Updated by zecke over 7 years ago

https://gcc.gnu.org/onlinedocs/gcc-6.2.0/gcc/Common-Function-Attributes.html#Common-Function-Attributes http://pasky.or.cz/dev/glibc/ifunc.c seems to be the right way forward. ifunc used to have issues on ARM (and MIPS?) but I think they were resolved years ago.

The idea is that you provide a dispatch function with "ifunc" and it returns the function to use from then. E.g. check if SSE is present and then move around. In terms of unit testing one would need to be able to test all versions of it. An example is here: http://pasky.or.cz/dev/glibc/ifunc.c

Actions #4

Updated by neels over 7 years ago

A quick workaround could be:
./configure --without-sse

The osmo-trx build has a number of SSE levels it checks for, and also two more CPU features: MMX and AVX.
This obviously makes no sense when building for another CPU, either.

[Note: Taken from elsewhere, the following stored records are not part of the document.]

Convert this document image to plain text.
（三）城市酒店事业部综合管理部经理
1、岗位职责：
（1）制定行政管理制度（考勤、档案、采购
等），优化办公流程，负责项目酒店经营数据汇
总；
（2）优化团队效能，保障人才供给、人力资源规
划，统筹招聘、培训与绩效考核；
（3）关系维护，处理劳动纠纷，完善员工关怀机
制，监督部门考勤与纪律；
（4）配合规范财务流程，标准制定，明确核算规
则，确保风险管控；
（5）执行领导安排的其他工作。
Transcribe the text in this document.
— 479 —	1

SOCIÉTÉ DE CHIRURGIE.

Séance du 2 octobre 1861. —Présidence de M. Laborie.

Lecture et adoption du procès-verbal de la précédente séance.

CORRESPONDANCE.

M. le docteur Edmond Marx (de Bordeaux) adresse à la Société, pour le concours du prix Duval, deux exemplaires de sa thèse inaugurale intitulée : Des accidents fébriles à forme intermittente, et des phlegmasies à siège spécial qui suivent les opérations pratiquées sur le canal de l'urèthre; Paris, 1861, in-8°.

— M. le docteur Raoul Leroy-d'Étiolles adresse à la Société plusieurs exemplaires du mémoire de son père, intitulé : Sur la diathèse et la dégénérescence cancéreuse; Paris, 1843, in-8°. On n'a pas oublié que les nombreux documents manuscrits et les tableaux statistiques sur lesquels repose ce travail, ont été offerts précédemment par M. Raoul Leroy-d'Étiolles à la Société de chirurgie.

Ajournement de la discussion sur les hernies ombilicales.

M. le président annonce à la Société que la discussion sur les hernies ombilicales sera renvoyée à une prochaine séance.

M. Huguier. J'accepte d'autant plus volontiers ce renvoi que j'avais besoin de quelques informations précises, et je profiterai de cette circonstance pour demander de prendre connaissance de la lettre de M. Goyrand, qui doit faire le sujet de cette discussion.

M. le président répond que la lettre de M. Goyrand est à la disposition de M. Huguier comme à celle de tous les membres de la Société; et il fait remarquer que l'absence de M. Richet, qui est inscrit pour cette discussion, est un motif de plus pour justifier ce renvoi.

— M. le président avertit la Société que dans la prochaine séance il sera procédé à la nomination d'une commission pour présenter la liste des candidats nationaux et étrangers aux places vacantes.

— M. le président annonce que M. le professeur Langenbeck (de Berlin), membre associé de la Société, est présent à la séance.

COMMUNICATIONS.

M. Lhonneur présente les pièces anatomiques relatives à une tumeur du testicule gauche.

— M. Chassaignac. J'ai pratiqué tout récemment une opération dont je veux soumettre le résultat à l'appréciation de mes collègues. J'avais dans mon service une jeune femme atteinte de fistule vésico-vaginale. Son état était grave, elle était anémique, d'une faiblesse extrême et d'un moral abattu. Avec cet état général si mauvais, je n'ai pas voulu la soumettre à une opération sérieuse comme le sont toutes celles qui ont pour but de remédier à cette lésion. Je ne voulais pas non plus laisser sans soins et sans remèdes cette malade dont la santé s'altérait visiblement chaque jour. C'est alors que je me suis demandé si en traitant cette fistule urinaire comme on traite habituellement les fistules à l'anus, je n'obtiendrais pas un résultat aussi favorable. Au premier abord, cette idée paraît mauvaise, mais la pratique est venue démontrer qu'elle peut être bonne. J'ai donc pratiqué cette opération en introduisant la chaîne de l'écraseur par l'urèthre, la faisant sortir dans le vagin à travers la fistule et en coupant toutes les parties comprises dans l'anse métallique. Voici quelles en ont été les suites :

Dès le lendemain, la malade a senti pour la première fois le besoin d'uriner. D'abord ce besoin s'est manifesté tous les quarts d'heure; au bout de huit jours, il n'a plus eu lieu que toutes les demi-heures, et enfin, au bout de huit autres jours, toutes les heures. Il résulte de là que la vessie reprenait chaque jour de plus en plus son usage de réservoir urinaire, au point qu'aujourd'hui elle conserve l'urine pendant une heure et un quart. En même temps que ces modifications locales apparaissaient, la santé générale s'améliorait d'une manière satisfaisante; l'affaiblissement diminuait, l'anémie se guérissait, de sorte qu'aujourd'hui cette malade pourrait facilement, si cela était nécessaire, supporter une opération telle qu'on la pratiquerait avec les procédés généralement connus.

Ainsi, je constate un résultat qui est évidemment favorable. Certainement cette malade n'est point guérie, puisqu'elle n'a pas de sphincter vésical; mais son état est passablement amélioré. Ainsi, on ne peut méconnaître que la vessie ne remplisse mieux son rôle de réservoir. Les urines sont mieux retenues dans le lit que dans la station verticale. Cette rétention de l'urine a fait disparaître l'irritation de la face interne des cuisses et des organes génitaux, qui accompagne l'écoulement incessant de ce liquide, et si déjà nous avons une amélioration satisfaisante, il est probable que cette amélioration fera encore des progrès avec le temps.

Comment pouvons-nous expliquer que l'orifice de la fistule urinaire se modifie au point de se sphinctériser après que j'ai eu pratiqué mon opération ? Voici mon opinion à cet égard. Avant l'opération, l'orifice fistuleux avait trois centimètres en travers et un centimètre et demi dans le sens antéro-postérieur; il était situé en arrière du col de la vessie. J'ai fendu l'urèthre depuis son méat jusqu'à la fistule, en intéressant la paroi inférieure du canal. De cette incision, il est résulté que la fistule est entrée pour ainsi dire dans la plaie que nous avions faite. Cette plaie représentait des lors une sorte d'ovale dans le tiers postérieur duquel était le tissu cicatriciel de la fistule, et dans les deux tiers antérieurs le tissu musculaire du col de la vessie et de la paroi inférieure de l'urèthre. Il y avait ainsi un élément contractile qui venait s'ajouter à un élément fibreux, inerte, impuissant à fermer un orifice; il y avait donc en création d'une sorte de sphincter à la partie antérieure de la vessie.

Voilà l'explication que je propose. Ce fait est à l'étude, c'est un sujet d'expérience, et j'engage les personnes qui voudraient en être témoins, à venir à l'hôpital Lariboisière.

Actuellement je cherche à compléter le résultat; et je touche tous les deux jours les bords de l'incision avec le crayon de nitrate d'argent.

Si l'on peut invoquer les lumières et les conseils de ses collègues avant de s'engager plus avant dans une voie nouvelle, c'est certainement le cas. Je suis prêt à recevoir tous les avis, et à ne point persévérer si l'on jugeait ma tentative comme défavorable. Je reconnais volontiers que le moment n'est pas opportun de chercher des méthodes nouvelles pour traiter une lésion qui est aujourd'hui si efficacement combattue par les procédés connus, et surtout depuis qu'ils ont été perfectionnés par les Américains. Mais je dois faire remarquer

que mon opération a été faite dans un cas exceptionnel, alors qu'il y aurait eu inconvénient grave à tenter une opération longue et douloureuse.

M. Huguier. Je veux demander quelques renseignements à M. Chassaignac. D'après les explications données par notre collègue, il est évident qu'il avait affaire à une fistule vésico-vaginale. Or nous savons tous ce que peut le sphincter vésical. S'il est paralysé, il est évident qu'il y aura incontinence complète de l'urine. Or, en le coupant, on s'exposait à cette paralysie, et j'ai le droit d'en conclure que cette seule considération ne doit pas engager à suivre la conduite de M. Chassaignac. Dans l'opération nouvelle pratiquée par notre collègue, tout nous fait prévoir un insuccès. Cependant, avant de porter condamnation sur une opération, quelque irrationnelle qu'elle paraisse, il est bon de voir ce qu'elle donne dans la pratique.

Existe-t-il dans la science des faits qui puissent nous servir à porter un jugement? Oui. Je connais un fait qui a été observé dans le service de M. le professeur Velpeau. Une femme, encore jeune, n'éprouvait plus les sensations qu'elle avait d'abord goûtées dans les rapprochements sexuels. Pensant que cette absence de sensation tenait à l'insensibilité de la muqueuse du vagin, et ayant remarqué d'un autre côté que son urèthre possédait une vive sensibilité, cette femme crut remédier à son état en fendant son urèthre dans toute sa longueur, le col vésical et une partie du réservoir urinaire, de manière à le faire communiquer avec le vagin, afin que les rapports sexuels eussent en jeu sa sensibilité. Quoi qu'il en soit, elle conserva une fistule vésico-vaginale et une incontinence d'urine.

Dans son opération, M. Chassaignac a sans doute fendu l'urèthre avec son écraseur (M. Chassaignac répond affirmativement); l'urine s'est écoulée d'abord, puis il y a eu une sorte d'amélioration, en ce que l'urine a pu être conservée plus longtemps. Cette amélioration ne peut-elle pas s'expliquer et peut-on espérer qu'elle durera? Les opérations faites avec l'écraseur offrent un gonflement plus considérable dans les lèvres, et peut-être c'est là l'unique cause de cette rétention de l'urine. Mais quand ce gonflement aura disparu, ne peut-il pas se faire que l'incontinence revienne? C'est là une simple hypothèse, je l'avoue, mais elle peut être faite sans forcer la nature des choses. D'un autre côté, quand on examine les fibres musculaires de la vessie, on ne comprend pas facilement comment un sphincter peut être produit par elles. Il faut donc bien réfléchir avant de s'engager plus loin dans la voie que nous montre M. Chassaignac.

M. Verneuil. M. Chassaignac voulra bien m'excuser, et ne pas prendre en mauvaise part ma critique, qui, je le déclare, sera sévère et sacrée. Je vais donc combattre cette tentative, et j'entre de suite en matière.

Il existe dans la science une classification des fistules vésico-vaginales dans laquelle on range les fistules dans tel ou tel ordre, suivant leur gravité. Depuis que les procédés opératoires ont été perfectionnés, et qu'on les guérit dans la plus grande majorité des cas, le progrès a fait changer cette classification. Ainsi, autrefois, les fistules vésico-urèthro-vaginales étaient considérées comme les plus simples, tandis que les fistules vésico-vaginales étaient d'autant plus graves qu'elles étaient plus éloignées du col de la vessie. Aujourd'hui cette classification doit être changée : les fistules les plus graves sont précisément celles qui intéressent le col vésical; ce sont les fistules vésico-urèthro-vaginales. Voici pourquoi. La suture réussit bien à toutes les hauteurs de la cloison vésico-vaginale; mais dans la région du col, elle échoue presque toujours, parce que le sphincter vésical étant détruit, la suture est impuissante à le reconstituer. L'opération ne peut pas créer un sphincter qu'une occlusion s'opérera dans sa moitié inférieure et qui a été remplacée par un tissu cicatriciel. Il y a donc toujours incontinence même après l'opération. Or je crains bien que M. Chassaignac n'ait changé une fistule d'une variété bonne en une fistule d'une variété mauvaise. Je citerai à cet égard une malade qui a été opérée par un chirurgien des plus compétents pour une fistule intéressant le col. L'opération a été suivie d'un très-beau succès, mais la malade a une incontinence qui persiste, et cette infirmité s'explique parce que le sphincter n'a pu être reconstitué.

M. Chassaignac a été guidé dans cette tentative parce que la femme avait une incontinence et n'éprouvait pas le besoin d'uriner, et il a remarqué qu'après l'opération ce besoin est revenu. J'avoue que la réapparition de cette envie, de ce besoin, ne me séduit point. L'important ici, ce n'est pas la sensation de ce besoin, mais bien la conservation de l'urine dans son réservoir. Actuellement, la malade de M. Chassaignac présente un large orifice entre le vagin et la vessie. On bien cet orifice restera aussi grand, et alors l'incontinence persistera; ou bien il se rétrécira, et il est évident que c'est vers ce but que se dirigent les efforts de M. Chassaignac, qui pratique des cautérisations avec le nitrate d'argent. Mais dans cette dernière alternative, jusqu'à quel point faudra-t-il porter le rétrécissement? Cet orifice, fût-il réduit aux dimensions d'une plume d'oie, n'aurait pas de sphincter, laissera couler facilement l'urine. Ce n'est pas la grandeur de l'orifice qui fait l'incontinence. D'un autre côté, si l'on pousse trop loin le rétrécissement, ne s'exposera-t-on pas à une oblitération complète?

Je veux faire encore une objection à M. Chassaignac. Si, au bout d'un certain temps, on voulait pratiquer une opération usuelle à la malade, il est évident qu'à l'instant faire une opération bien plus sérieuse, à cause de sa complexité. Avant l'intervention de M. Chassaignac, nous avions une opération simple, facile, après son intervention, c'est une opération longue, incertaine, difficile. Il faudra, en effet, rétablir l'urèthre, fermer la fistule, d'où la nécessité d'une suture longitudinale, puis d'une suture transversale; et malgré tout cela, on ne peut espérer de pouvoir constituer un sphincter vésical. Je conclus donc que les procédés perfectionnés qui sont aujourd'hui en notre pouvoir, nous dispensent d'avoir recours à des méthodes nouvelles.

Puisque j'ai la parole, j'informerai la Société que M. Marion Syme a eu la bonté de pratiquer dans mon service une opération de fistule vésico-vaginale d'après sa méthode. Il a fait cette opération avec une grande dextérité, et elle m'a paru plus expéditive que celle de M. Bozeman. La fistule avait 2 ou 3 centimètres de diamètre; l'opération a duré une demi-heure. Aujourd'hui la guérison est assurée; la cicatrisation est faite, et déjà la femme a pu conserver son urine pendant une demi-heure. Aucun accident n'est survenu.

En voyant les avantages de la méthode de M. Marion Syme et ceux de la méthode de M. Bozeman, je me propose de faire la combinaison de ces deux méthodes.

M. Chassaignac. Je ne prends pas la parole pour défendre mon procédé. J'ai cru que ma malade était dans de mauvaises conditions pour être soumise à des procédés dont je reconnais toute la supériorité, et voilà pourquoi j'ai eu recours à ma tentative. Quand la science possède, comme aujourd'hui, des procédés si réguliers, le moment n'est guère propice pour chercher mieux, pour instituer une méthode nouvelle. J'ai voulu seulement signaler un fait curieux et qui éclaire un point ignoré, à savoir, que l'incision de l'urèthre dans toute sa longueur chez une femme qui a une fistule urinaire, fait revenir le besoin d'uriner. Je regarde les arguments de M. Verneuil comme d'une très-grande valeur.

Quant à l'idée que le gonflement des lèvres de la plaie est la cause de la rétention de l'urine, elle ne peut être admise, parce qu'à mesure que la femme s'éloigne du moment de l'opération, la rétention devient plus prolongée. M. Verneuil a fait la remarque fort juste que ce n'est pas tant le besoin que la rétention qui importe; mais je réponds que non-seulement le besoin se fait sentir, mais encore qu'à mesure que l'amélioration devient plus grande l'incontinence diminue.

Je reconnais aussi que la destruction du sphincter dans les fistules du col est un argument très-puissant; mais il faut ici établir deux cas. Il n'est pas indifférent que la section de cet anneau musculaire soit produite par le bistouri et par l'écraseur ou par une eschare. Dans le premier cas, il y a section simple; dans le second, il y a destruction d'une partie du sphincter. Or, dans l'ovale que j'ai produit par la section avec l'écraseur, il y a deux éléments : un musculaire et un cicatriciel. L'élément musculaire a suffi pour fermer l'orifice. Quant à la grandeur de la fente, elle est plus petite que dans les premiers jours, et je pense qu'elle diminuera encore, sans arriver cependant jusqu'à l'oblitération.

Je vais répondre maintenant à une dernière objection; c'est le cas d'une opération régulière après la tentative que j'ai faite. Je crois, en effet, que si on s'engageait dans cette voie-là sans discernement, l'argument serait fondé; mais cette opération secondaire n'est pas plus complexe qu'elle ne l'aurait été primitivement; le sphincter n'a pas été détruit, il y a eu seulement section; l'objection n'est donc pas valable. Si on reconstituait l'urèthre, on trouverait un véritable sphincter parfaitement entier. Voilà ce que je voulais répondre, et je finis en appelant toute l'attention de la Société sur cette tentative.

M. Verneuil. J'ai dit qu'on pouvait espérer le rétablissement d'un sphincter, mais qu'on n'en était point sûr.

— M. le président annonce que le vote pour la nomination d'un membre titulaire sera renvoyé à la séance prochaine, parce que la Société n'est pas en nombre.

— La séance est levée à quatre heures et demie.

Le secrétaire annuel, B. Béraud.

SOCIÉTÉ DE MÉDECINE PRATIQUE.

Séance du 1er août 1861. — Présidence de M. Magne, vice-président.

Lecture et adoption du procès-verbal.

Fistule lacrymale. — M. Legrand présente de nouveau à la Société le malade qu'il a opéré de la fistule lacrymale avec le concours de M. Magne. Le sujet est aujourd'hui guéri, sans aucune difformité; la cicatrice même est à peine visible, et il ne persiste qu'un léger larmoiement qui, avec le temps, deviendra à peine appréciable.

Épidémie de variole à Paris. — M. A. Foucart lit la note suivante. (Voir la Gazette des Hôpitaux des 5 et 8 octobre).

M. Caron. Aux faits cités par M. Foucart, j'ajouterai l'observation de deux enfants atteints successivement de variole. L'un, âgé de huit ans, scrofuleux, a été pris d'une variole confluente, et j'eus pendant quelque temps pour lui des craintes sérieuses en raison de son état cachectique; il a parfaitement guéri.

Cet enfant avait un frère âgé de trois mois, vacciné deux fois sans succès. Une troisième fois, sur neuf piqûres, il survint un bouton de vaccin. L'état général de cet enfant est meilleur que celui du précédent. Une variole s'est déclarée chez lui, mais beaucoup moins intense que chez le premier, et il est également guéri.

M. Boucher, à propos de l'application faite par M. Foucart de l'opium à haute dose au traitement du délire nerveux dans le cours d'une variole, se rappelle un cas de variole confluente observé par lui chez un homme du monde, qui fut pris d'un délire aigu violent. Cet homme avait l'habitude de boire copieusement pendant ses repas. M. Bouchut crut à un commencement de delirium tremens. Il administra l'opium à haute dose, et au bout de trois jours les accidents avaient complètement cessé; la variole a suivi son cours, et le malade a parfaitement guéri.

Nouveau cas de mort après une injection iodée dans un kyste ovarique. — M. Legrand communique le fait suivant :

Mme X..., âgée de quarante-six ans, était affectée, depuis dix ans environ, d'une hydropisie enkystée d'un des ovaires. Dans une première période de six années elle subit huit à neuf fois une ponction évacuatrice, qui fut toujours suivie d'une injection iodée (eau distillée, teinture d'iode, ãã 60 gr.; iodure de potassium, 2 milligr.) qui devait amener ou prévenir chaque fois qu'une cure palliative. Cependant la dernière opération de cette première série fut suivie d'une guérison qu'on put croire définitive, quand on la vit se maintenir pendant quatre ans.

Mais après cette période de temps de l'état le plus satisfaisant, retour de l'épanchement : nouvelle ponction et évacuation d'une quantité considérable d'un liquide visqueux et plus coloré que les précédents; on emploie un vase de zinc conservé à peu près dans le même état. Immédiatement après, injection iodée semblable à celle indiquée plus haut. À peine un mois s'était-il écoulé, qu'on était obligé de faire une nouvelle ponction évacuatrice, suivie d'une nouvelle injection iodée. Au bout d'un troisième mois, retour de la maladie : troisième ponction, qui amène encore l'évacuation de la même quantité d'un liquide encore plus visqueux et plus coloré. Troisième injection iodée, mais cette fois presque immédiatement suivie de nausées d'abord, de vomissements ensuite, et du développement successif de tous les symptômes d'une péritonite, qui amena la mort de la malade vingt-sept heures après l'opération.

checking whether mmx is supported... yes
checking whether sse is supported... yes
checking whether sse2 is supported... yes
checking whether sse3 is supported... yes
checking whether ssse3 is supported... yes
checking whether sse4.1 is supported... yes
checking whether sse4.2 is supported... yes
checking whether avx is supported by processor... yes
checking for x86-AVX xgetbv 0x00000000 output... 7:0
checking whether avx is supported by operating system... yes
checking whether C compiler accepts -mmmx... yes
checking whether C compiler accepts -msse... yes
checking whether C compiler accepts -msse2... yes
checking whether C compiler accepts -msse3... yes
checking whether C compiler accepts -mssse3... yes
checking whether C compiler accepts -msse4.1... yes
checking whether C compiler accepts -msse4.2... yes
checking whether C compiler accepts -mavx... yes

ifunc looks like a nifty way forward, but it's hard to grok.
At first the example there looks like twice the same function... is the
attribute there like passing an -msse option for just one function?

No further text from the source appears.